CDC(米国疾病対策センター)の国際予防接種部門の上級顧問であり、世界ポリオキャンペーンとの連絡役を務めるスティーブン・コチ博士によると、こうした計算はポリオキャンペーンにとって苦渋の選択を迫ったという。大規模キャンペーンを中止すれば、アウトブレイクをワクチン接種で囲む能力が失われ、すでにワクチン接種を開始した子どもたちが免疫力を維持する機会も奪われる。「社会を再開させるリスクと、子どもたちを守れないほど閉鎖状態を維持することの間で、どのように最適なバランスを見つけるのでしょうか?」とコチ博士は問いかける。
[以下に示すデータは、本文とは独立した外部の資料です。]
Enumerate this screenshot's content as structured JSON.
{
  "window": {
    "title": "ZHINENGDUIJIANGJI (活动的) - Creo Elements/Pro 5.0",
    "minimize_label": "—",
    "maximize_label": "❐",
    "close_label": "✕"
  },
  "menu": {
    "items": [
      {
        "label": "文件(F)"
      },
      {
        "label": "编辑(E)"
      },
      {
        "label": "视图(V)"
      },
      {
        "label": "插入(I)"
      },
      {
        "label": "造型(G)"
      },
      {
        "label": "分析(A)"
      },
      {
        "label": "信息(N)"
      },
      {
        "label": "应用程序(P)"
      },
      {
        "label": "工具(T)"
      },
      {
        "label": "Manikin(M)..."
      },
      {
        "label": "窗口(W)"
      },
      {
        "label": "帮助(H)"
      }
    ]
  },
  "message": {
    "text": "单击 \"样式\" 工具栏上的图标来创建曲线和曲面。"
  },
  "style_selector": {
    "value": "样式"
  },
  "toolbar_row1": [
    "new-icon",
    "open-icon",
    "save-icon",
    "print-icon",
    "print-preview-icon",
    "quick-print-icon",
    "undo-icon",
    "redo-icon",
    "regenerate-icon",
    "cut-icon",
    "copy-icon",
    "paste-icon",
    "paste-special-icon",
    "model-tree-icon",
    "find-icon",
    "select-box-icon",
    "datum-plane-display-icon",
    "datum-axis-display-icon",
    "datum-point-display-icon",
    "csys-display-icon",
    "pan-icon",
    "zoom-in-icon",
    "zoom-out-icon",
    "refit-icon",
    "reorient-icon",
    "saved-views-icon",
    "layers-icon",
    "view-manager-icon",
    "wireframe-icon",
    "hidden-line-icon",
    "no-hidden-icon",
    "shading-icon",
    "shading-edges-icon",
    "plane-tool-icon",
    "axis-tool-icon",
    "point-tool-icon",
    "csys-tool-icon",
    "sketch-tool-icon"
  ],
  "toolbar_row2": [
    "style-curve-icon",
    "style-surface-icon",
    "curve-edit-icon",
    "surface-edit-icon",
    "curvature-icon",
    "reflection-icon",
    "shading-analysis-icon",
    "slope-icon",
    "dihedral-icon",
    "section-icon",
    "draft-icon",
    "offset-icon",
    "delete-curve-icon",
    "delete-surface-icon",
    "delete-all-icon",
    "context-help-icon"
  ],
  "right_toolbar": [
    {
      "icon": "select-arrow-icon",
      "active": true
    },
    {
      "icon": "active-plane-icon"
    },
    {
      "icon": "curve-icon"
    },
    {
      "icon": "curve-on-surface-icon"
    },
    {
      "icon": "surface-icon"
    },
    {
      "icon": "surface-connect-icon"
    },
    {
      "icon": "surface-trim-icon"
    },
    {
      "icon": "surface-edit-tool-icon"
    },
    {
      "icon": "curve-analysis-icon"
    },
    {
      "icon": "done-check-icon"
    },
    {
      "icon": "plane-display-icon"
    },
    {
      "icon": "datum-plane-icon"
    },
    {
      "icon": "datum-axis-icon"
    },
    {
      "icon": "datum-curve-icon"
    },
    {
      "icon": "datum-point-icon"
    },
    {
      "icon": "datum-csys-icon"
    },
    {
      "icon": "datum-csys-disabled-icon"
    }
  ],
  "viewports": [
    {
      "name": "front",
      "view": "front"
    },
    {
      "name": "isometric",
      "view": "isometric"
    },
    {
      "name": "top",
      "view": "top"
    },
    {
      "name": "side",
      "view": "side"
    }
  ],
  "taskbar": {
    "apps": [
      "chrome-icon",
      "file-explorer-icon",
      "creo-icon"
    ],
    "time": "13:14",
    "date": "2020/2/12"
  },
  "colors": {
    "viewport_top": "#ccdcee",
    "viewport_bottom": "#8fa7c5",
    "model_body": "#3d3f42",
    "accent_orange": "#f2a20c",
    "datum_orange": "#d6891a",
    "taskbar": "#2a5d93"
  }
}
最大のリスクは、遠隔地や紛争地域に家族を持つ子どもたちが、診療所や医師に安全にたどり着くことができないため、早期のワクチン接種のために集団集会に頼らざるを得ない状況に陥ってしまうことです。ワクチン接種の取り組みが中断されている間も、子どもは生まれ続けます。新生児は母親から受け継いだ免疫をある程度保持しますが、それは長くは続きません。「生後6ヶ月から12ヶ月の間に、子どもは母親から受け継いだ防御抗体を失います」とコチ氏は言います。「ポリオ、麻疹、ワクチンで予防できるあらゆる病気に対する集団免疫は、急速に低下していきます。この状態が長く続くほど、感受性の高い集団が形成されていきます。」

こうした決定の背後にある計算は複雑だ。4月、ロンドン大学衛生熱帯医学大学院のモデリングプロジェクトでは、子供をワクチン接種に連れて行き、子供自身やその家族、医療従事者を新型コロナウイルス感染症にさらす可能性と、ワクチン接種を受けさせずこれらの予防可能な病気にかかるリスクを負わせる場合の危険性を計算しようとした。まだ査読前のプレプリントとしてオンライン公開されている論文の中で、感染症の数理モデリングセンターの研究者らは、新型コロナウイルス感染症への曝露による死亡はある程度発生するものの、子供がジフテリア、破傷風、百日咳、肝炎、髄膜炎、黄熱病を発症しないため、 37人から549人の死亡が回避されると推定した。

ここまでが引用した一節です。